Counsel Tambadou argued that payment of money into the 3rd defendant account does not establish a contract for the sale and supply of oil. He urged the court to hold that the 3rd Defendant has a good defence to the plaintiff claim.

But reacting to his submission, the plaintiff’s counsel Moses Richard urged the court to put aside the defence arguments and hold that the 3rd defendant has no defence.

Counsel Richard contended that even if the 3rd defendant did not know the plaintiff or otherwise but she admitted that the plaintiff’s money was paid into her bank account. He argued that the 3rd defendant was privy to the contract.

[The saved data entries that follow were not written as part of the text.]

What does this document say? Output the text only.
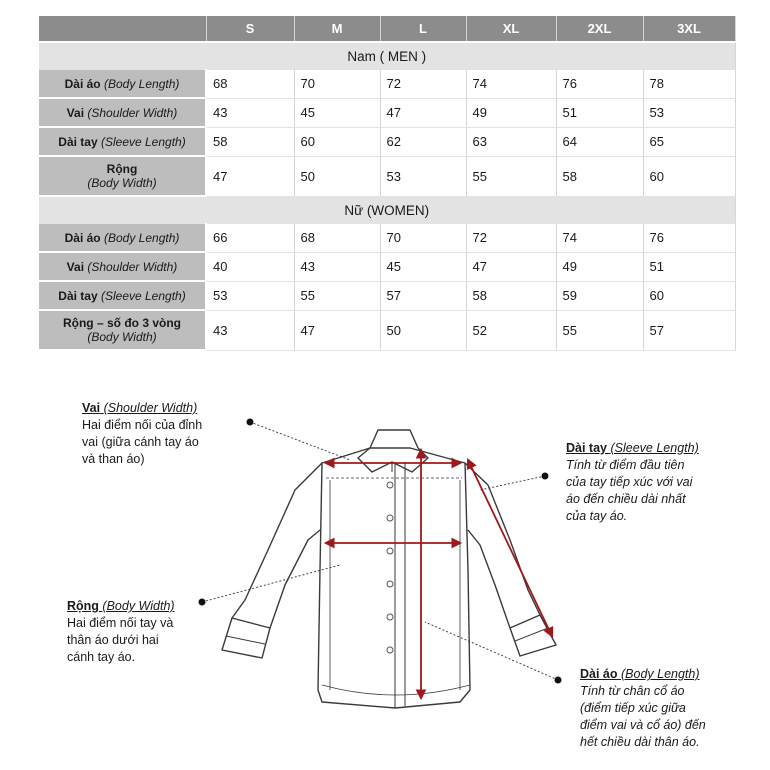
	S	M	L	XL	2XL	3XL
Nam ( MEN )						
Dài áo (Body Length)	68	70	72	74	76	78
Vai (Shoulder Width)	43	45	47	49	51	53
Dài tay (Sleeve Length)	58	60	62	63	64	65
Rộng
(Body Width)	47	50	53	55	58	60
Nữ (WOMEN)						
Dài áo (Body Length)	66	68	70	72	74	76
Vai (Shoulder Width)	40	43	45	47	49	51
Dài tay (Sleeve Length)	53	55	57	58	59	60
Rộng – số đo 3 vòng
(Body Width)	43	47	50	52	55	57
Vai (Shoulder Width)
Hai điểm nối của đỉnh
vai (giữa cánh tay áo
và than áo)
Rộng (Body Width)
Hai điểm nối tay và
thân áo dưới hai
cánh tay áo.
Dài tay (Sleeve Length)
Tính từ điểm đầu tiên
của tay tiếp xúc với vai
áo đến chiều dài nhất
của tay áo.
Dài áo (Body Length)
Tính từ chân cổ áo
(điểm tiếp xúc giữa
điểm vai và cổ áo) đến
hết chiều dài thân áo.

In his ruling Justice Uduma said the fact that the 3rd Defendant admitted that the money was sent into her account it is well established that she is privy to the contract and dealings of the parties. Justice Uduma stated that the 3rd Defendant is a constructive Trustee in dealing of 1st and 2nd defendant with the plaintiff.

“The money was paid into her account and she acknowledged and admitted it, except that it was not for her benefits as she stated. Having order 2 rule 9 of the High Court in mind, this court is convinced that the 3rd defendant has no defence to this suit jointly or severally. Therefore, the court will enter judgment in favour of the plaintiff,” he said.

The Judge subsequently ruled that the 3rd defendant is liable and shall pay back to the plaintiff the sum of D4,468, 800 for the consideration which failed, D446, 880.00 being legal and administrative expenses incurred in recovering the debt and D20, 000 general sum.